Observability Platform alerting revolves around [monitors](/investigate/alerts/monitors). You can
watch time series data that's specified in a monitor query. The results of a monitor
query can be time series data or the outcome of a function applied to time series
data. Because Observability Platform is a single data store, you can merge alerts,
which lets an alert query all metrics and not only metrics local to a Prometheus
instance.

### Conditions

[Conditions](/investigate/alerts/monitors/data-model#conditions) are evaluations run against
every time series from the resulting monitor query, along with a related severity,
such as critical or warning. For example, conditions can help you determine if a time
series value remains greater than `1` for more than 30 seconds. If this happens,
Observability Platform can display a warning alert.

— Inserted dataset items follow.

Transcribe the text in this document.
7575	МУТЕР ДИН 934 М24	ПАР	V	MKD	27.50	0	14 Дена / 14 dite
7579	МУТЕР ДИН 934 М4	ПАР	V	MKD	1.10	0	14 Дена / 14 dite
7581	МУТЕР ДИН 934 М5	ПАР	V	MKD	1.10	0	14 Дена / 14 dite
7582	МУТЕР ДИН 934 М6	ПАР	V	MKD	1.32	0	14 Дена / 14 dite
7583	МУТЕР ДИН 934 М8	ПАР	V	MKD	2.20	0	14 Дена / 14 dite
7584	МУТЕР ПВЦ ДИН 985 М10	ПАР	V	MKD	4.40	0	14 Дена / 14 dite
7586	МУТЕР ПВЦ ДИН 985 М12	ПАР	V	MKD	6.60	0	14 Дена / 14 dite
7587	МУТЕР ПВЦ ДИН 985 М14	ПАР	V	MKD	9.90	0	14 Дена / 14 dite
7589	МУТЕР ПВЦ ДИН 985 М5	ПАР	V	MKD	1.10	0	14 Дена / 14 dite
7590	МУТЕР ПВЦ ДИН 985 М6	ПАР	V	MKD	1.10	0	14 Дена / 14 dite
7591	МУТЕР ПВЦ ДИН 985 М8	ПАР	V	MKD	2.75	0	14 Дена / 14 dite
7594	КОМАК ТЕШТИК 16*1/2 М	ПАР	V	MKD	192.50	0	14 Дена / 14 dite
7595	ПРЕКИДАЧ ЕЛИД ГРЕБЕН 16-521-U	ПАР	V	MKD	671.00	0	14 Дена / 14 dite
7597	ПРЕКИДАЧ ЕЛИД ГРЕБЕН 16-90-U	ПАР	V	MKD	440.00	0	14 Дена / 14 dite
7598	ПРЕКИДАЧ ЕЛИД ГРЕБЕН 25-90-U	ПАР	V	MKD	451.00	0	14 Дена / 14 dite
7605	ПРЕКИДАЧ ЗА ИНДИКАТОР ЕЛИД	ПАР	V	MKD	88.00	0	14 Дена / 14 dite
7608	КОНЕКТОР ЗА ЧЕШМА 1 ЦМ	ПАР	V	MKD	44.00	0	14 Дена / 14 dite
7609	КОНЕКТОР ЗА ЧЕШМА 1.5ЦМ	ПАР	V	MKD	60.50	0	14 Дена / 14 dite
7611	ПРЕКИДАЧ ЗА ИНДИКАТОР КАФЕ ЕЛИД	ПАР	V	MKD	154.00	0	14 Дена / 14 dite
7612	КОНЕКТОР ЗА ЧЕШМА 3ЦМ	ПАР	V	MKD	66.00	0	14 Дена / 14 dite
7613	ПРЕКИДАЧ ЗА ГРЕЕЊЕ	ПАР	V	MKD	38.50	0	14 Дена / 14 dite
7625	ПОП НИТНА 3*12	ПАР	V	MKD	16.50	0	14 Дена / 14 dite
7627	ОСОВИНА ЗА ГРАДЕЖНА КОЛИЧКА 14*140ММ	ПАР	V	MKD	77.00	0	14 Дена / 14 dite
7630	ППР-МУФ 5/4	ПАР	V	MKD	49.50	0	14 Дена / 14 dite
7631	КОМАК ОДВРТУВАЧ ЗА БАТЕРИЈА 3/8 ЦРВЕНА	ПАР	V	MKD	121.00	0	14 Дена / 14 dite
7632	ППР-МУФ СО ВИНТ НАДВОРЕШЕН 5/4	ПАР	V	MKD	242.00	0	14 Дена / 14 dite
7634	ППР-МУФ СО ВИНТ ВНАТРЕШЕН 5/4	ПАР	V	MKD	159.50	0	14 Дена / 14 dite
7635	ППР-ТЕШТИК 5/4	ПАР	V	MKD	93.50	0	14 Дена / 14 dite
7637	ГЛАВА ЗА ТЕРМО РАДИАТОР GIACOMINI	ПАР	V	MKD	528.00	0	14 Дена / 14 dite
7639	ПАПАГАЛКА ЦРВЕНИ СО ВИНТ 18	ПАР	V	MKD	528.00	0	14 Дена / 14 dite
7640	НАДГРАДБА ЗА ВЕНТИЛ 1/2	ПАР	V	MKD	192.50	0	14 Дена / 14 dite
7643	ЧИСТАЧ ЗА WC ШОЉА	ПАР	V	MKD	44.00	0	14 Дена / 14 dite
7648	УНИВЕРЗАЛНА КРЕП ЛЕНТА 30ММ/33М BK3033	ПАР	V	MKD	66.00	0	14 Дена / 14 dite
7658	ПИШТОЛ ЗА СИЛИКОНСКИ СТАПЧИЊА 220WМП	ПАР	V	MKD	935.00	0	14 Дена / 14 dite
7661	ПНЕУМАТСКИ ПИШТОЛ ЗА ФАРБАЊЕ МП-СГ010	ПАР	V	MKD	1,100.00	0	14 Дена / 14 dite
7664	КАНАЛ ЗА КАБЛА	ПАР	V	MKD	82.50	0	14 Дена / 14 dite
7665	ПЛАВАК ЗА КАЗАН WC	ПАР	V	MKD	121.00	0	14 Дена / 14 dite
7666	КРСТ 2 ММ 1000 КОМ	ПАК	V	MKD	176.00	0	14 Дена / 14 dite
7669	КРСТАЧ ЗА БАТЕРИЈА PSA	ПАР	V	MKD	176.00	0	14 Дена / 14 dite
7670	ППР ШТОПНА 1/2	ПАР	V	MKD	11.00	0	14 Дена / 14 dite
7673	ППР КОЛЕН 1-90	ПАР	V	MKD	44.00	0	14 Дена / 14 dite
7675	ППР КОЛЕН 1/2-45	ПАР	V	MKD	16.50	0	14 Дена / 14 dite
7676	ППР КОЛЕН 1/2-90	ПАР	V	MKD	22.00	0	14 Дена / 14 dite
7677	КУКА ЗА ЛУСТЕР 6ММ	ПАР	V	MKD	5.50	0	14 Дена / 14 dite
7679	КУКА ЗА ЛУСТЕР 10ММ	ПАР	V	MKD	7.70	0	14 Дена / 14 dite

You can also specify [condition overrides](/investigate/alerts/monitors/data-model#condition-overrides)
to [override the default conditions](/investigate/alerts/monitors#override-a-monitor-alert)
that define when an alert triggers for a monitor.

### Signals

[Signals](/investigate/alerts/notifications/signals) are optional groupings by label of the
results returned from a monitor query. For example, you can use signals to group time
series from multiple environments, such as development or production, to generate
separate alerts for each environment.

In Observability Platform, on the **Monitors** page, monitors with defined signals
display the <Icon icon="folder-tree" /> file tree icon. To view the signals
from a displayed monitor, click the name of the monitor from the list.

Observability Platform supports converting from Prometheus alerts to signals, and
strongly recommends using signals instead of configuring complex routing trees to
route notifications:

* You can configure signals for individual monitors, which isolates changes to only
  that monitor. Prometheus requires a single global configuration, and any change
  impacts users across your entire organization.
* Signals let you group notifications within the monitor itself, rather than grouping
  notifications within the notification routing tree. This model makes signals easier
  to manage as part of a monitor configuration.

## Alerts

[Alerts](/investigate/alerts/monitors) occur when one or more monitor query results
trigger a condition. By configuring the monitor signal to group query results, you
can generate an alert for each signal that triggers a condition.

### Notifications

When an alert triggers, and optionally when an alert resolves, Observability Platform
sends a [notification](/investigate/alerts/notifications) to specified endpoints called
[notifiers](/investigate/alerts/notifications/notifiers), including PagerDuty, email, and Slack.
You configure your notifications with
[notification policies](/investigate/alerts/notifications/policies).

### Muting rules

Using Observability Platform, you can temporarily mute a triggered alert, including
its notifications. These [muting rules](/investigate/alerts/muting-rules) can apply to:

* A specific alert.
* The monitor or signal that generated the alert.
* Any stored time series.

## Service level objectives

[Service level objectives](/observe/slo) (SLOs) measure your services' availability
against a defined target over a rolling time window. When error rates consume the
error budget faster than expected, burn rate alerts notify responders before the
objective is breached.

Unlike monitors, which fire at a fixed threshold, SLOs detect degradations based on
changes in real user experience and report how quickly your error budget is being
consumed. For a detailed comparison, see
[Differences from monitors](/observe/slo#differences-from-monitors).

[Manage SLOs](/investigate/alerts/manage-slos) to create, edit, and delete SLOs, define
queries and objectives, and configure burn rate alerting thresholds.